Tuesday, February 17, 2009

"Darkness Visible"

It is a well-established fact that I become depressed during illnesses, especially the common cold. Not just "blue", but William Styron, Sylvia Plath, Virginia Woolf-ish depression. Fortunately, having read in countless novels about characters committing suicide following a bout with the flu, I'm aware that I'm not alone in this. It did take me a few years to catch on to the cold/depression connection, though, and I could have saved myself tons of consternation/desperation had I put one and one together to come up with two during my formative years, when fourteen colds in a year was de rigueur.

Nowadays, if blowing my nose coexists with a feeling that I am but a walking bag of carbon and water molecules, worthless to the world except as an organ donor, I say to myself "Aha! It's that depression-while-sick thing again" and skive off of committing suicide, and consider other options.

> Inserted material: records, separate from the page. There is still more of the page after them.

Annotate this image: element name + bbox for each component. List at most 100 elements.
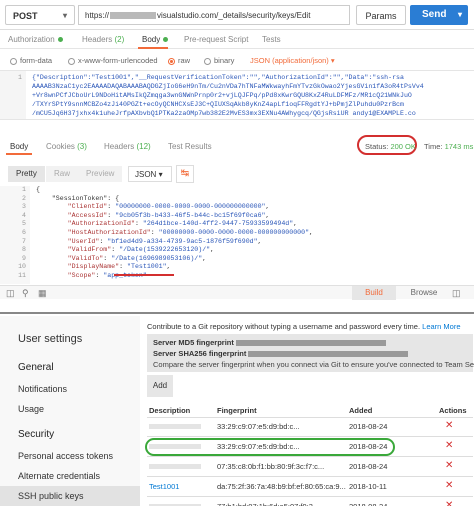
ssh-keys-panel: Contribute to a Git repository without t… (145, 318, 474, 506)
sidebar-item-ssh-public-keys[interactable]: SSH public keys (18, 491, 84, 501)
screenshot-divider (0, 312, 474, 314)
json-line: "ClientId": "00000000-0000-0000-0000-000… (36, 203, 270, 211)
col-added: Added (349, 406, 373, 415)
key-fingerprint: 07:35:c8:0b:f1:bb:80:9f:3c:f7:c... (217, 462, 325, 471)
delete-icon[interactable]: ✕ (445, 420, 453, 431)
body-type-selector: form-data x-www-form-urlencoded raw bina… (0, 51, 474, 69)
sidebar-section-security: Security (18, 429, 55, 440)
line-number: 6 (22, 228, 26, 236)
sidebar-section-general: General (18, 362, 54, 373)
method-label: POST (13, 11, 38, 21)
delete-icon[interactable]: ✕ (445, 480, 453, 491)
send-button[interactable]: Send ▾ (410, 5, 468, 25)
radio-urlencoded[interactable]: x-www-form-urlencoded (68, 56, 158, 65)
line-number: 1 (22, 186, 26, 193)
raw-button[interactable]: Raw (46, 166, 79, 182)
line-numbers: 1 2 3 4 5 6 7 8 9 10 11 (0, 186, 30, 284)
sidebar-item-personal-access-tokens[interactable]: Personal access tokens (18, 451, 113, 461)
request-tabs: Authorization Headers (2) Body Pre-reque… (0, 31, 474, 49)
json-line: "Scope": "app_token" (36, 271, 147, 279)
tab-authorization[interactable]: Authorization (8, 35, 63, 44)
sidebar-toggle-icon[interactable]: ◫ (6, 288, 15, 299)
tab-response-body[interactable]: Body (10, 142, 28, 151)
sha256-fingerprint: Server SHA256 fingerprint (153, 349, 409, 358)
url-input[interactable]: https:// visualstudio.com/_details/securi… (78, 5, 350, 25)
sidebar-item-usage[interactable]: Usage (18, 404, 44, 414)
request-body-line: AAAAB3NzaC1yc2EAAAADAQABAAABAQDGZjIoG6eH… (32, 83, 424, 90)
request-body-editor[interactable]: 1 {"Description":"Test1001","__RequestVe… (0, 70, 474, 120)
format-select[interactable]: JSON ▾ (128, 166, 172, 182)
url-suffix: visualstudio.com/_details/security/keys/… (157, 11, 311, 20)
tab-response-headers[interactable]: Headers (12) (104, 142, 151, 151)
pretty-button[interactable]: Pretty (8, 166, 45, 182)
time-readout: Time: 1743 ms (424, 142, 474, 151)
settings-title: User settings (18, 333, 83, 345)
sidebar-item-alternate-credentials[interactable]: Alternate credentials (18, 471, 100, 481)
radio-binary[interactable]: binary (204, 56, 234, 65)
json-line: "AccessId": "9cb05f3b-b433-46f5-b44c-bc1… (36, 211, 270, 219)
col-actions: Actions (439, 406, 467, 415)
intro-text: Contribute to a Git repository without t… (147, 322, 461, 331)
key-description: Test1001 (149, 482, 180, 491)
key-added-date: 2018-08-24 (349, 502, 387, 506)
col-description: Description (149, 406, 191, 415)
displayname-highlight (114, 274, 174, 276)
line-number: 4 (22, 211, 26, 219)
key-added-date: 2018-10-11 (349, 482, 387, 491)
response-json: { "SessionToken": { "ClientId": "0000000… (36, 186, 313, 281)
line-number: 1 (0, 71, 26, 119)
json-line: "SessionToken": { (36, 194, 120, 202)
preview-button[interactable]: Preview (78, 166, 123, 182)
radio-raw[interactable]: raw (168, 56, 190, 65)
fingerprint-box: Server MD5 fingerprint Server SHA256 fin… (147, 334, 474, 372)
delete-icon[interactable]: ✕ (445, 460, 453, 471)
layout-icon[interactable]: ◫ (452, 288, 461, 299)
header-divider (147, 417, 473, 418)
fingerprint-note: Compare the server fingerprint when you … (153, 360, 474, 369)
add-button[interactable]: Add (147, 375, 173, 397)
key-fingerprint: da:75:2f:36:7a:48:b9:bf:ef:80:65:ca:9... (217, 482, 346, 491)
line-number: 9 (22, 254, 26, 262)
tab-test-results[interactable]: Test Results (168, 142, 212, 151)
tab-cookies[interactable]: Cookies (3) (46, 142, 87, 151)
active-tab-indicator (6, 153, 32, 155)
line-number: 3 (22, 203, 26, 211)
url-prefix: https:// (85, 11, 110, 20)
response-body-viewer[interactable]: 1 2 3 4 5 6 7 8 9 10 11 { "SessionToken": { "Clien… (0, 186, 474, 284)
tab-headers[interactable]: Headers (2) (82, 35, 124, 44)
status-bar: ◫ ⚲ ▦ Build Browse ◫ (0, 285, 474, 300)
json-line: "AuthorizationId": "264d1bce-140d-4ff2-9… (36, 220, 298, 228)
line-number: 10 (18, 263, 26, 271)
request-body-line: /mCU5Jq6H37jxhx4k1uheJrfpAXbvbQ1PTKa2zaO… (32, 110, 416, 117)
sidebar-item-notifications[interactable]: Notifications (18, 384, 67, 394)
json-line: { (36, 186, 40, 193)
tab-tests[interactable]: Tests (262, 35, 281, 44)
wrap-lines-icon[interactable]: ↹ (176, 165, 194, 183)
console-icon[interactable]: ▦ (38, 288, 47, 299)
content-type-dropdown[interactable]: JSON (application/json) ▾ (250, 56, 335, 65)
redacted-description (149, 424, 201, 429)
radio-form-data[interactable]: form-data (10, 56, 52, 65)
col-fingerprint: Fingerprint (217, 406, 257, 415)
learn-more-link[interactable]: Learn More (422, 322, 460, 331)
params-button[interactable]: Params (356, 5, 406, 25)
delete-icon[interactable]: ✕ (445, 440, 453, 451)
status-dot-icon (57, 37, 63, 43)
md5-fingerprint: Server MD5 fingerprint (153, 338, 386, 347)
browse-button[interactable]: Browse (402, 286, 446, 300)
method-select[interactable]: POST ▾ (5, 5, 75, 25)
tab-body[interactable]: Body (142, 35, 169, 44)
row-divider (147, 456, 473, 457)
line-number: 2 (22, 194, 26, 202)
settings-sidebar: User settings General Notifications Usag… (0, 316, 140, 506)
key-added-date: 2018-08-24 (349, 422, 388, 431)
chevron-down-icon: ▾ (457, 10, 462, 19)
delete-icon[interactable]: ✕ (445, 500, 453, 506)
tab-pre-request-script[interactable]: Pre-request Script (184, 35, 248, 44)
search-icon[interactable]: ⚲ (22, 288, 29, 299)
request-body-line: {"Description":"Test1001","__RequestVeri… (32, 74, 404, 81)
active-tab-indicator (138, 47, 168, 49)
json-line: "HostAuthorizationId": "00000000-0000-00… (36, 228, 314, 236)
redacted-description (149, 464, 201, 469)
build-button[interactable]: Build (352, 286, 396, 300)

My favorite other options are 1) wallowing: lying in bed with a box of tissues, a half-gallon of Rocky Road ice cream and a six-pack of Diet Coke and a favorite murder mystery, consuming all of the above between bouts of tears, allowing myself to be just as sad as I want to be, which lasts only so long before I'm needed elsewhere and become distracted, 2) figuring I'm useless intellectually in that condition, and focusing on tasks I can do without a brain, because my self-esteem is highly connected to checking items off my to-do list; I've found that by listening to a favorite murder mystery on tape or mp3 while vacuuming, cleaning bathrooms, folding laundry, cleaning animal cages, or any of the other endless tasks that are always available, I can stay clear of other living beings in the home who I'd otherwise bum-out, and after a few hours of that, I have a softening of the darkness having achieved something quantifiable.

My least favorite option is interacting with other humans: give me isolation or give me death.

But as a mother, neither death nor true isolation are really possible. The first puts me in the rogues gallery of bad parents forever, no mothering choice I'd ever made would matter if I pulled the plug on my good intentions with an abrupt exit, and true isolation isn't a possibility when you have children young enough to need supervision on a moment-by-moment basis. My second favorite option allows for a fair amount of supervision as I sweep through the home on a cleaning frenzy, and television becomes essential.

My current cold is halfway through the typical ten-day span, and I am on the usual roller coaster of emotions, one minute fairly chuffed about life, the next, well, not. Yes, my spouse is out of town, my mother-in-law is in the hospital, and I have two other sick kids moping about the place instead of in school, but the good thing is that I know the darkness will pass. I'm on the downhill slope and things will start looking brighter in about four days. I'll just stay clear of any rivers in the meanwhile, and ride this one out. I haven't purchased any Rocky Road yet, but there's still time.